Central Presbyterian Church is a downtown church with a high ceiling sanctuary and screamingly bright red carpet. The events director there has made it a long time home to outsider music and when they host shows, it’s always good. Vic Chesnutt, Dan Higgs, The Microphones, Jandek…Tom Morello lol. I feel lucky to play in such a special space! It’s a church that’s holy in all the right ways, a really special venue in Austin.
On our most recent journey a space I really loved was Mississippi Studios in Portland. Have you played there? It’s a gorgeous space and you can feel the love and care people have put into it. I also loved the Owl in Brooklyn and of course Nelsonville Music Festival… Nelsonville! I feel like you should play there next. Maybe you have? Every time I tour I think oh yea, I’ll be back here for sure but the landscapes always turn and shift, you rarely return, you never return. I’d like to play in those places again though. You never know, I guess.

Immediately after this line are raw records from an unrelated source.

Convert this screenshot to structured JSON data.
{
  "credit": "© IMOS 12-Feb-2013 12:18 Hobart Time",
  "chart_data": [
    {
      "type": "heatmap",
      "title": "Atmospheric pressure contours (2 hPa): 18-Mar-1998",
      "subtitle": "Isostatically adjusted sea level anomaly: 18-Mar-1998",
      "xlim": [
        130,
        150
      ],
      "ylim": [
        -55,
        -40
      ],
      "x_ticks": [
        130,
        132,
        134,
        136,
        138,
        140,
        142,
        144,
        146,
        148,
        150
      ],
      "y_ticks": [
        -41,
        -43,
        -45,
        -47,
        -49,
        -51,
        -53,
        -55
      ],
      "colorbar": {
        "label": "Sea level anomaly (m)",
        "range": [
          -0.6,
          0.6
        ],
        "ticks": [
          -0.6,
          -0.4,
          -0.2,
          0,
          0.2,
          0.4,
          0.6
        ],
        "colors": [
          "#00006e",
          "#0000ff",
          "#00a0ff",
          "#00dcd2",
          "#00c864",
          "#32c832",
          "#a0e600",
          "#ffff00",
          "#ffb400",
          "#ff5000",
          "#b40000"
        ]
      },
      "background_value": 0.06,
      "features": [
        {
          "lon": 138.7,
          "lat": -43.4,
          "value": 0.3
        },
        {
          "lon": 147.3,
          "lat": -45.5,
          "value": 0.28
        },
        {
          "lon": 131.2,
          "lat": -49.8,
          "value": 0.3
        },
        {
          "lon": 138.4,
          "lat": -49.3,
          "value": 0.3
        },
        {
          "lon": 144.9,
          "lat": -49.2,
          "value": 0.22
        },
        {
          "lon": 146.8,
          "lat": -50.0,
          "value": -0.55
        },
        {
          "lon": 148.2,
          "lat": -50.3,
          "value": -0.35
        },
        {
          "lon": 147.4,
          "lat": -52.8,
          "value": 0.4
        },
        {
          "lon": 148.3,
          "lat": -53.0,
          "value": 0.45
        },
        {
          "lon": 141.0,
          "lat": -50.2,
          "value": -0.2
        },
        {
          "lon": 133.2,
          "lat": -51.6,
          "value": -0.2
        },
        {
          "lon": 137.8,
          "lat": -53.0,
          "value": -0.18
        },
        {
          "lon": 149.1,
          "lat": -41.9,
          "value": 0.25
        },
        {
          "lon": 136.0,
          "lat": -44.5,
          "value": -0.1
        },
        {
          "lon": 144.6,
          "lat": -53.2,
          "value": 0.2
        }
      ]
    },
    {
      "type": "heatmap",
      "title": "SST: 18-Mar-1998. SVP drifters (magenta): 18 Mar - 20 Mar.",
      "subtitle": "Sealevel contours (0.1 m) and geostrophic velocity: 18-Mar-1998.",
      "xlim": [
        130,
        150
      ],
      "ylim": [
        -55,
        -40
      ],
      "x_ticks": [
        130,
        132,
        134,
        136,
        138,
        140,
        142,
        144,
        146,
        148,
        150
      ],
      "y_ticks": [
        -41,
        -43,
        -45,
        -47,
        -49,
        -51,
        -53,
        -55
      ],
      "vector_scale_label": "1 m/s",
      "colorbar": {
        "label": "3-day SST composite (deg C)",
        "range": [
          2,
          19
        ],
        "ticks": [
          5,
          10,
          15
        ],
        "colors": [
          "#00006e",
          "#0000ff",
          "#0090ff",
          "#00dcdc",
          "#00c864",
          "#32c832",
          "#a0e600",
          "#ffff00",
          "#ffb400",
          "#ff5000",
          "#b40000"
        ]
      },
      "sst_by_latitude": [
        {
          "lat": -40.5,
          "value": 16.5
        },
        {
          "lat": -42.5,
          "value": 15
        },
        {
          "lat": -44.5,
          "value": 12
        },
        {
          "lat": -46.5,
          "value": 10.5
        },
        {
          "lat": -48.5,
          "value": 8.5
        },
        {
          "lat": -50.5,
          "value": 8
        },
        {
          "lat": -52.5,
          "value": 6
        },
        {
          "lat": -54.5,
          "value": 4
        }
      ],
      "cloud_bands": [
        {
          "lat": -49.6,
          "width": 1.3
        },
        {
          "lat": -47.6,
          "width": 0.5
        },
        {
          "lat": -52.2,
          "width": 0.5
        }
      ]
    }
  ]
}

Recording “Goodbye Old Paint” was fairly spontaneous; it wasn’t on the song list for the album. I had been listening to a lot of Arthur Russell and he does a kind of off-the-cuff experimental version of that song and it was stuck in my head that day. I think the chords I put under it were just something I play when I’m improvising and that song came out over them in the studio. The whole recording session for Texas River Song was like that, so free and improvisational.
“Goodbye Old Paint” and “Texas River Song” are both songs that were found (or stolen?) by those songcatchers that were going around the south in the early part of the last century, recording the music of rural geniuses and copyrighting it under their own names. “Goodbye Old Paint” was written by a black cowboy and songwriter named Charley Willis who is buried outside of Austin and was never actually credited for writing the song. “Texas River Song” is sometimes called “Brazos River Song” and there are so many versions, the lyrics and melodies sliding in and out of each other like sand.
I am typing all this on the sly while I work as a substitute teacher. Kids are occasionally asking me if they can go use the bathroom. Most of them are just looking at their phones between giggling and talking with each other. I’m pretty sure no one is writing an analysis of the hero’s journey of Hesse’s Siddhartha. That’s ok. I am secretly anti-school anyways.